Müslümanlar Hicri 1.yy dan 7 yüzyıla kadar ümmetin başına tebellaş olan Emevi ve Abbasi despotizminin hükümferma saray mollalarının bakış açılarıyla oluşturulmuş hilafet ve siyaset kuramı ile modern dünyada ne belirleyici olabilirler nede sözlerini dinletebilirler.Bırakın bunları kendi ayakları üzerinde bile duramazlar.İslam dünyasının bu gün içinde bulunduğu vasat bunun delilidir.
İşte İran’ın hali ortadadır. Otuz üç yıl önce İslam Devrimi 10 yılda despotizme dönüştür ve bu gün; Tahmili Savaşın 8 yıllık başbakanı Mir Hüseyin Musavi ile eşi Zehra Zehravand ve O dönemin Meclis Başkanlığını yapmış Kerrubi 3 yıldır hukuksuz bir şekilde ve yargısız olarak  hapisteler.  
Özgürlüğün, saygınlığın, birey olmanın, haklarının güvence altında olduğunu tatmış modern insanı tek adama biat ettirip, ölünceye kadar vesayetinde kalmayı izah etmek mümkün değildir. Gerekli ve doğru da değildir.
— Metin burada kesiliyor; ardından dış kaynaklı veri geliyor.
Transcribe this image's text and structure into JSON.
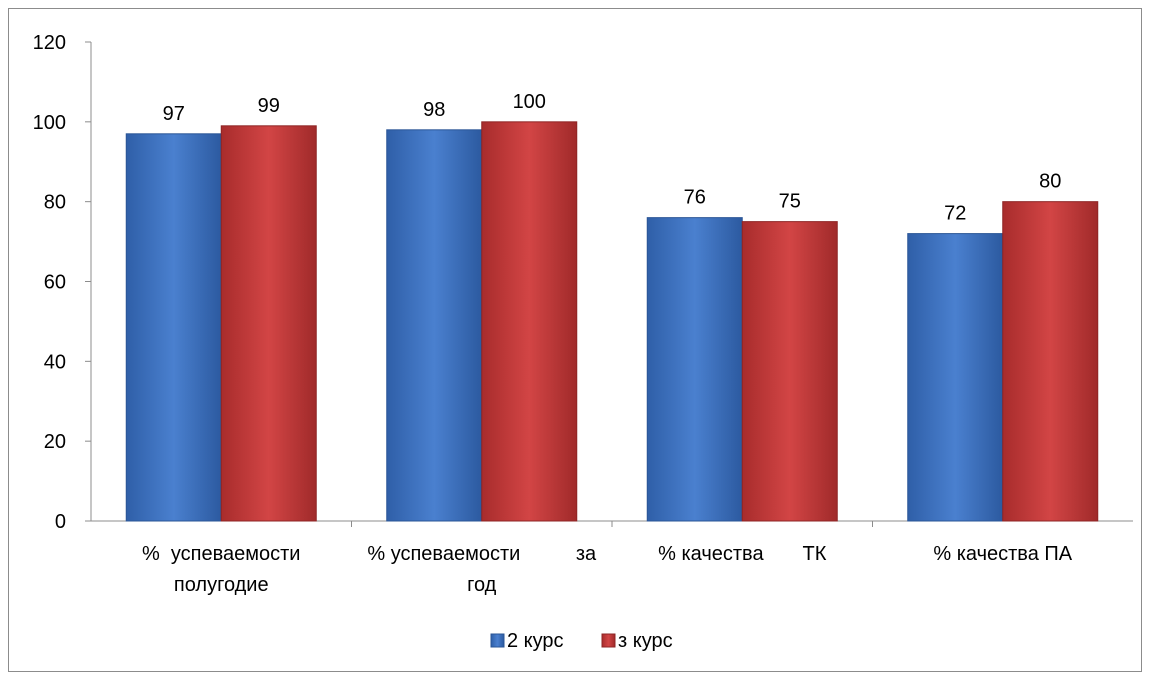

Kurandan, Rasulullah’ın uygulamalarından ve insanlığın tecrübelerinden yeni bir siyaset ve yönetim, tüm beklentilere ve ihtiyaçlara cevap verecek din- devlet-halk ilişkisi, temsiliyette demokrasiyi de aşan bir halkın kendi kendini yönetmesinde ileri bir düzeyi yakalayan bir değişimi gerçekleştirmek şarttır. Bunun içinde statükonun paradigmalarını bir kenara bırakmamız şarttır.
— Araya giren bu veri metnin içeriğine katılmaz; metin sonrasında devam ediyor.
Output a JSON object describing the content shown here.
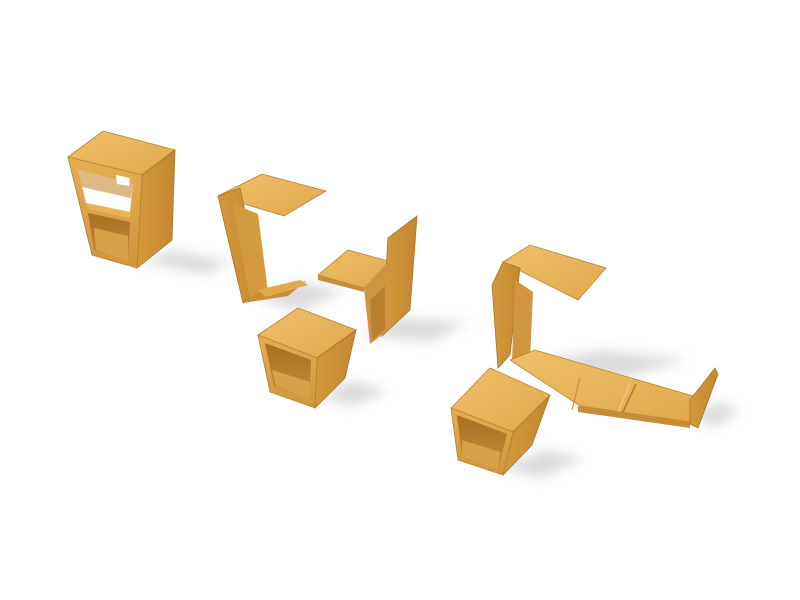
{
  "scene": {
    "description_label": "",
    "background_color": "#ffffff",
    "wood_light": "#e9b35a",
    "wood_mid": "#d49a3e",
    "wood_dark": "#b07a2a",
    "shadow_color": "#d9d9d9",
    "objects": [
      "open-box-stool",
      "c-shaped-side-table",
      "l-shaped-chair",
      "small-open-cube",
      "c-shaped-lounge-base",
      "open-cube-with-divider"
    ]
  }
}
Geçmişin taklidi ile günümüzü anlamak ve yönetmek hayaldir ve aldatıcıdır. Bir o kadar da hüsrandır. İran Devrimi ile gözlemlediğimiz budur. Mısırda kısa bir sürede ortaya çıkan engel bunun göstergesidir. Tunus’da bile bu gün yaşanan siyasi çalkantının temelinde bu vardır.
Raşid el-Gannuşi, Tunus'ta muhalefette bulunan Demokrat Yurtseverler Partisi Genel Sekreteri Şükrü Belıyd'in öldürülmesi ile ilgili ilk değerlendirmesinde; ''İslam, demokrasi ve batıyı bir araya getirmeyi başaran Arap Baharı devrimlerinin düşürülmeye çalışıldığını ve bunun siyonist hareketin başını çektiği silah tüccarları tarafından yapıldığını'' ifade ederek  bu suikastın  kesinlikle başta  iktidardaki Nahta Hareketinin   işine gelmediğini ama eski rejim güçlerine bir fırsat yarattığının altını çizmiştir.
Gannuşi’nin  yaklaşımı doğrudur.Ve  siyaset-devlet-toplum algısı geleneksel kesimlerinkinden çok farklıdır.
Bakalım Tunus ve Mısır’da Müslümanların siyasi görüşleri ne kadar başarılı olacaktır,toplumsal güçleri ne kadar arkasına alacaktır?Bu ayni zamanda bir test niteliğindedir.Ve maalesef umut vermekten de uzaktır.